Los jóvenes toreros pasaron la tarde junto a los residentes, con quienes hicieron balance de su temporada, comentando sus actuaciones más destacadas y las sensaciones vividas en distintas plazas. Para ello, se proyectaron fotografías de varias tardes taurinas, que sirvieron como hilo conductor para explicar cómo se desarrollaron esas faenas y qué significaron en sus respectivas trayectorias.

Posteriormente, Izan Alonso y Daniel Moset realizaron una demostración de toreo de salón, explicando aspectos fundamentales como la distancia, la colocación y las distintas suertes de la lidia, despertando gran interés entre los asistentes.
Uno de los momentos más especiales llegó con la presentación de un traje de luces, del que se detallaron sus distintas partes y simbología.
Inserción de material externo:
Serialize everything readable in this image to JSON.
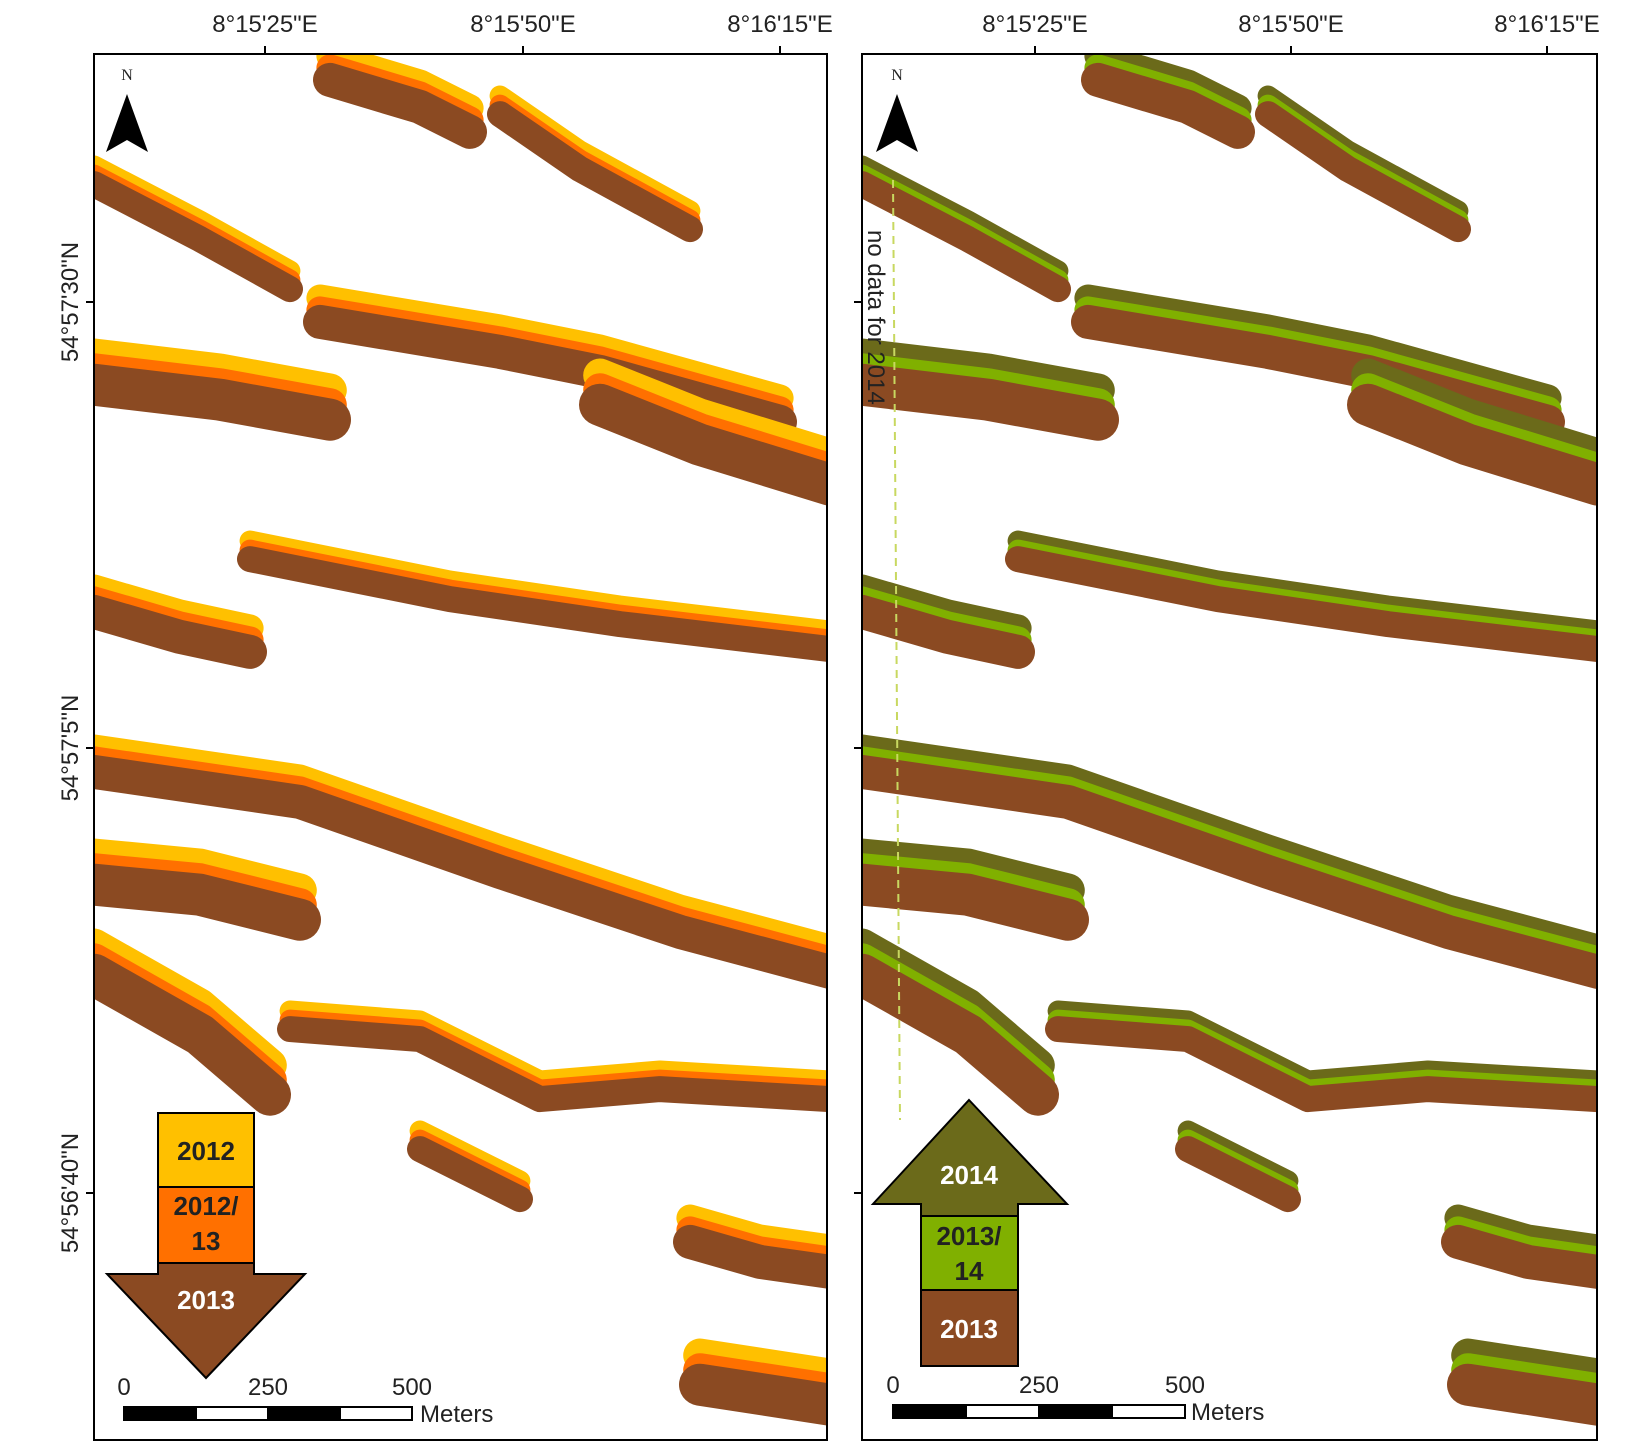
{
  "map": {
    "panels": [
      {
        "lon_labels": [
          "8°15'25\"E",
          "8°15'50\"E",
          "8°16'15\"E"
        ],
        "lat_labels": [
          "54°57'30\"N",
          "54°57'5\"N",
          "54°56'40\"N"
        ],
        "north": "N",
        "legend": [
          [
            "2012"
          ],
          [
            "2012/",
            "13"
          ],
          [
            "2013"
          ]
        ],
        "scale_bar": {
          "labels": [
            "0",
            "250",
            "500"
          ],
          "unit": "Meters"
        }
      },
      {
        "lon_labels": [
          "8°15'25\"E",
          "8°15'50\"E",
          "8°16'15\"E"
        ],
        "north": "N",
        "annotation": "no data for 2014",
        "legend": [
          [
            "2014"
          ],
          [
            "2013/",
            "14"
          ],
          [
            "2013"
          ]
        ],
        "scale_bar": {
          "labels": [
            "0",
            "250",
            "500"
          ],
          "unit": "Meters"
        }
      }
    ]
  }
}
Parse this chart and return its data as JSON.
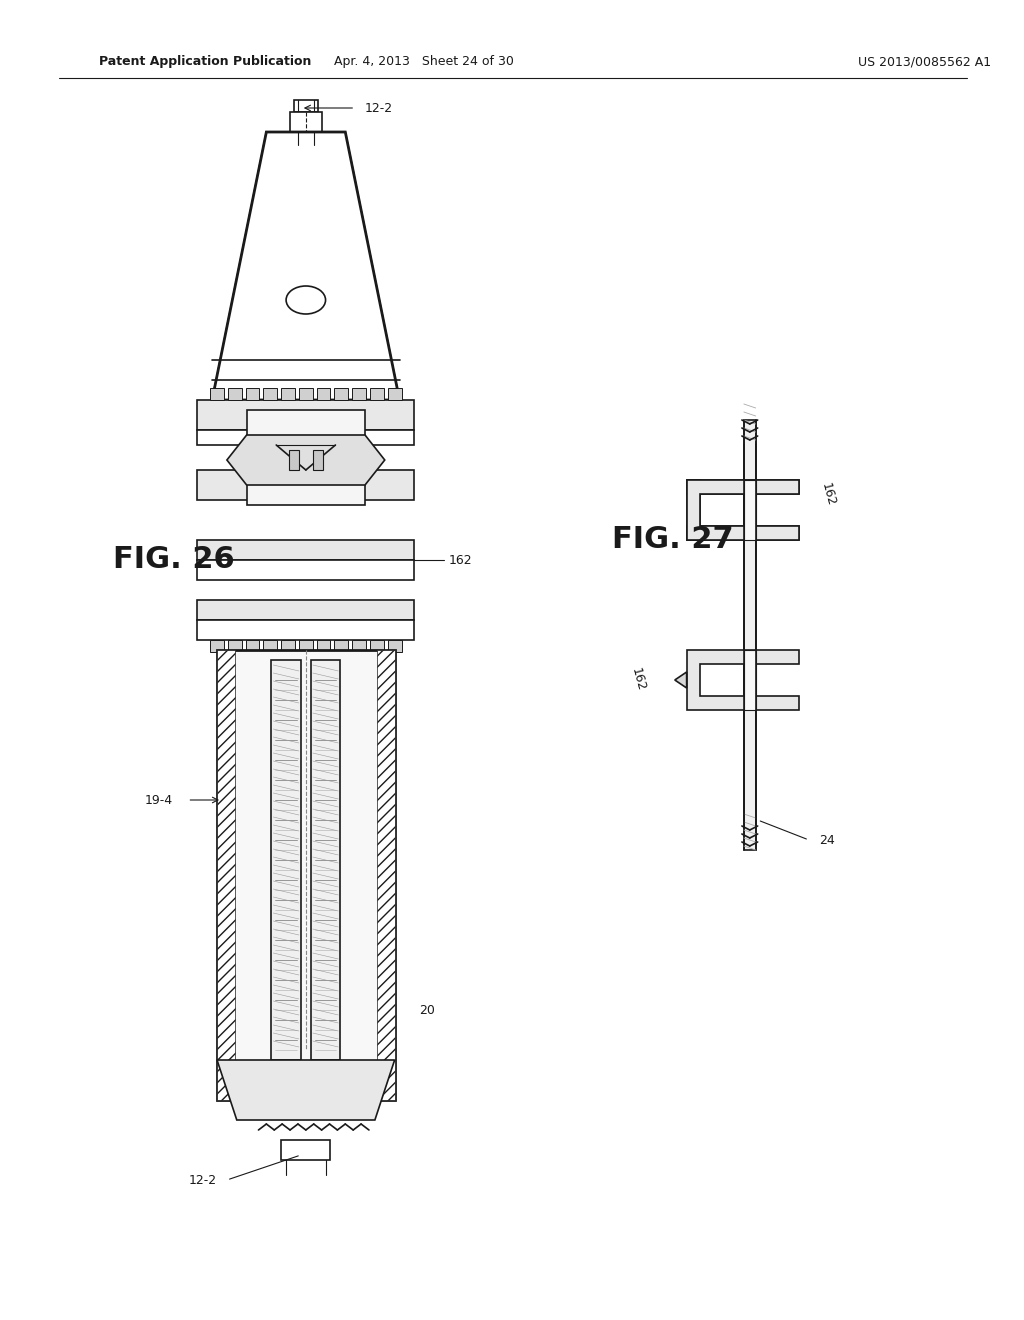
{
  "header_left": "Patent Application Publication",
  "header_mid": "Apr. 4, 2013   Sheet 24 of 30",
  "header_right": "US 2013/0085562 A1",
  "fig26_label": "FIG. 26",
  "fig27_label": "FIG. 27",
  "label_12_2_top": "12-2",
  "label_162_mid": "162",
  "label_19_4": "19-4",
  "label_20": "20",
  "label_12_2_bot": "12-2",
  "label_162_right_top": "162",
  "label_162_right_bot": "162",
  "label_24": "24",
  "bg_color": "#ffffff",
  "line_color": "#1a1a1a",
  "hatch_color": "#555555",
  "fig_width": 10.24,
  "fig_height": 13.2
}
Los residentes pudieron tocar el vestido de torear, acercándose de manera directa a uno de los elementos más representativos de la tauromaquia.

La participación fue total cuando varios abuelos y abuelas se animaron a torear de salón, viviendo en primera persona una experiencia tan poco habitual como emotiva. La jornada concluyó con un animado turno de fotografías junto a los novilleros, dejando un recuerdo imborrable de una tarde distinta y muy especial. «Ha sido una tarde muy especial para nosotros. Escuchar sus recuerdos y ver la ilusión con la que han vivido el toreo de salón nos llena de orgullo y nos da fuerzas para seguir adelante», señaló Izan Alonso, palabras que compartió también su compañero Daniel Moset.

Cuenca tiene una larga relación con la tauromaquia, no solo en las fiestas, sino también como parte de su vida cultural y social. Actividades como esta visita sirven para acercar el mundo del toro a otros espacios y para compartir recuerdos y emociones entre distintas generaciones.

La visita de Izan Alonso y Daniel Moset a la Residencia de Mayores de las Hoces demuestra que la tauromaquia también es cercanía y convivencia, y que puede unir a personas de distintas generaciones. La tarde compartida por los jóvenes novilleros conquenses quedará en el recuerdo tanto de los mayores como de los propios toreros.